BCG found that companies with above-average diversity on management teams reported 19% higher innovation revenue. Companies that are actively homogenous aren't just leaving talent on the table. They're 66% less likely to outperform financially than their most diverse peers.
This isn't advocacy, it's pattern recognition. And construction, an industry sitting on a workforce crisis, a productivity gap, and a technology moment, can't afford to keep ignoring the pattern.
The Proof of Concept Already Exists
Tracy Young co-founded PlanGrid in 2011 as a construction engineer who thought paper blueprints were wasteful and that tablets could fix it. She grew PlanGrid to $100 million in ARR and sold it to Autodesk in 2018 for $875 million — the largest exit in construction tech history at the time, and still one of the biggest by a female founder in any vertical.
Since then, a cohort of female founders has been building the next generation of construction software:
- Maria Davidson at Kojo ($94M raised) — solving materials procurement - Sarah Buchner at Trunk Tools ($70M raised) — AI for construction documents - Mallorie Brodie and Lauren Hasegawa at Bridgit ($39M raised) — tackling workforce planning - Anna Berger at Trayd — handling construction payroll - Chloe Smith at Mercator AI — building business intelligence for GCs - Emma Nazim & Molly Abbott — disrupting Procore with AI-native project management at Constructable
And myself and cofounder Karly building Hardline to solve jobsite miscommunication.
Together, female-founded construction tech companies have raised over $220 million. The debate about whether women can build category-defining companies in construction has a fairly definitive answer. It already happened!
As a female building in the industry at this particular time, I'm very excited for what's coming next.
The Path Ahead
Gender diversity in construction software is speeding up, but the field is lagging behind. Women still only hold 4% of trade roles. The industry is newly interested in recruiting women, but it hasn't quite figured out how to retain and empower them.
Construction also needs 439,000 new workers this year.
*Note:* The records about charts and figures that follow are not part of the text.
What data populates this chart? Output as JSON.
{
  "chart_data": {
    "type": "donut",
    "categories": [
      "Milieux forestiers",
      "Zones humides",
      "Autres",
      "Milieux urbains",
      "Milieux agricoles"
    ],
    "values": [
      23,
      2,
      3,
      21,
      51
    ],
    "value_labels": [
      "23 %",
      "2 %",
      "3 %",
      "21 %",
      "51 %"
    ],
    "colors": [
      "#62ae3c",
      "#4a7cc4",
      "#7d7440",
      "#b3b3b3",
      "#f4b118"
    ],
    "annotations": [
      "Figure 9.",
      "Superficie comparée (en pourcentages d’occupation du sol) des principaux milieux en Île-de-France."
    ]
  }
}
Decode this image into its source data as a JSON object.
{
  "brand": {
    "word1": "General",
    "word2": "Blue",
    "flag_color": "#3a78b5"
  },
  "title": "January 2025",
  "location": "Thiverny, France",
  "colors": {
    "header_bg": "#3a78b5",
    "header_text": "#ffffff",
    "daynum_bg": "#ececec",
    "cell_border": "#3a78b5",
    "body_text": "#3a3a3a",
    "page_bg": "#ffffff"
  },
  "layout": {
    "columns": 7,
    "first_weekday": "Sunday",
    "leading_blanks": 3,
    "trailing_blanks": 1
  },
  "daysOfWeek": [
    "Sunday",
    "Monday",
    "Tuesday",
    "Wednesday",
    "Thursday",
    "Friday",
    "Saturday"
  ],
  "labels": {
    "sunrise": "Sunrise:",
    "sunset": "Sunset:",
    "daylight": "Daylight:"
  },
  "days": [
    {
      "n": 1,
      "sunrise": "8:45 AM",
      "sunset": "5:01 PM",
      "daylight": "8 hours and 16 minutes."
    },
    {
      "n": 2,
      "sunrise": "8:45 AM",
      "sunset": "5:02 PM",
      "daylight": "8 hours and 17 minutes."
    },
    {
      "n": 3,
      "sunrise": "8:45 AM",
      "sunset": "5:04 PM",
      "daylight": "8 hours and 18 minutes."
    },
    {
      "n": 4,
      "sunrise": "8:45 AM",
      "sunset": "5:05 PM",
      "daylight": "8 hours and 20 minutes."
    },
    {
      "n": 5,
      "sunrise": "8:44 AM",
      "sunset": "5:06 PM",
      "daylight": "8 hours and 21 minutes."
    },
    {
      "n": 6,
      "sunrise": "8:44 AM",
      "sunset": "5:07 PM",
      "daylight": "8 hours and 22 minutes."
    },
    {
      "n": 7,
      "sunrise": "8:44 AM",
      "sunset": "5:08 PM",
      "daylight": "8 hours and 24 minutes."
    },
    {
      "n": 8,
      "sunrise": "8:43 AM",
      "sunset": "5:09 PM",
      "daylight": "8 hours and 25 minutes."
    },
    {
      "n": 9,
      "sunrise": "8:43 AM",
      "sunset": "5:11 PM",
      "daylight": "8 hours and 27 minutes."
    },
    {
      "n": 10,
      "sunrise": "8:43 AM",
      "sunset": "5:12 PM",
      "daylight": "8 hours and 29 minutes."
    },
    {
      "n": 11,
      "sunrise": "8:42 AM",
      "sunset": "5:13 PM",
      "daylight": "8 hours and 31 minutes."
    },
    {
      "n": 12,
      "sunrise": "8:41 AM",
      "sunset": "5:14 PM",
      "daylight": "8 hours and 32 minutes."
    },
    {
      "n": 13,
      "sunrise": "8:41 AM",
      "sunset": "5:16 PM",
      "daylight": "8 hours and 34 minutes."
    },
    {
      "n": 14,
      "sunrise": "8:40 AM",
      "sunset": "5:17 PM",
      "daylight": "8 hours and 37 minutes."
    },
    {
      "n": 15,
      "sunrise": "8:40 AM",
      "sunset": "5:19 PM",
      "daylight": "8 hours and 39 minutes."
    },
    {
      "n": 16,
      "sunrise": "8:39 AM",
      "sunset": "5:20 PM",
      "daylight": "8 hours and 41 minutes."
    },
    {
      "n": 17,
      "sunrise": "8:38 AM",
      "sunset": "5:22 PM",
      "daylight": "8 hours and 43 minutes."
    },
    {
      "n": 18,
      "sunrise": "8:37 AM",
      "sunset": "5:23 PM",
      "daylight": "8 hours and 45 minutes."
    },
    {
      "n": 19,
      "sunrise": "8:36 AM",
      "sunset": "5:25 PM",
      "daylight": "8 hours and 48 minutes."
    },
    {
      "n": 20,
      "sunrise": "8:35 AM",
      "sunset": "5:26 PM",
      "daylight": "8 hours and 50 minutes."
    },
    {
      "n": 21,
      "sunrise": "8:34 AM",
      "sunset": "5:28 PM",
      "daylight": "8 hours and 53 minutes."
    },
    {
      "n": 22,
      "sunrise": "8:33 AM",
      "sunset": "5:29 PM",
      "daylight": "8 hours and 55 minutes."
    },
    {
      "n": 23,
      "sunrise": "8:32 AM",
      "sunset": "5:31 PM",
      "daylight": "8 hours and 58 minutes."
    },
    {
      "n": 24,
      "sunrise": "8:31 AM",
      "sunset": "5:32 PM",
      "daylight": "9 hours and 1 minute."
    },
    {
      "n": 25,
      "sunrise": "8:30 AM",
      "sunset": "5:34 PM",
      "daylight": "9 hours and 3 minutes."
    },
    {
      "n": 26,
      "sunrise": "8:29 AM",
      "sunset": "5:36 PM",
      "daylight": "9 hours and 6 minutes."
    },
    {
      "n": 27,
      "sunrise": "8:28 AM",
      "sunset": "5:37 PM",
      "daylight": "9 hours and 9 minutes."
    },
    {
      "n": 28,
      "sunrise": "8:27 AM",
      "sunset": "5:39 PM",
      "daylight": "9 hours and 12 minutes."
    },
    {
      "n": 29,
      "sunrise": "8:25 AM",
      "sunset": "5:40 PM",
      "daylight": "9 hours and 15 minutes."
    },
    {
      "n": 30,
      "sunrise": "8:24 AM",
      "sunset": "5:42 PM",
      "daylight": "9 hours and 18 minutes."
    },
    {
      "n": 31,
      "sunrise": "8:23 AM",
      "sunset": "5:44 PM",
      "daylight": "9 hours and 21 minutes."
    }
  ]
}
Women are the largest untapped labor pool it has. The tipping point research says change isn't gradual. It builds slowly, hits a threshold, and flips. Fast. And it doesn't reverse.
The tipping point threshold for blue-collar fields sits between 12 and 25%. We're not there yet, but the companies being built right now, the capital being raised, the talent coming in — that's not noise. That's the slow build before the flip.
The question isn't whether construction tips, it's whether the industry is ready for it when it does.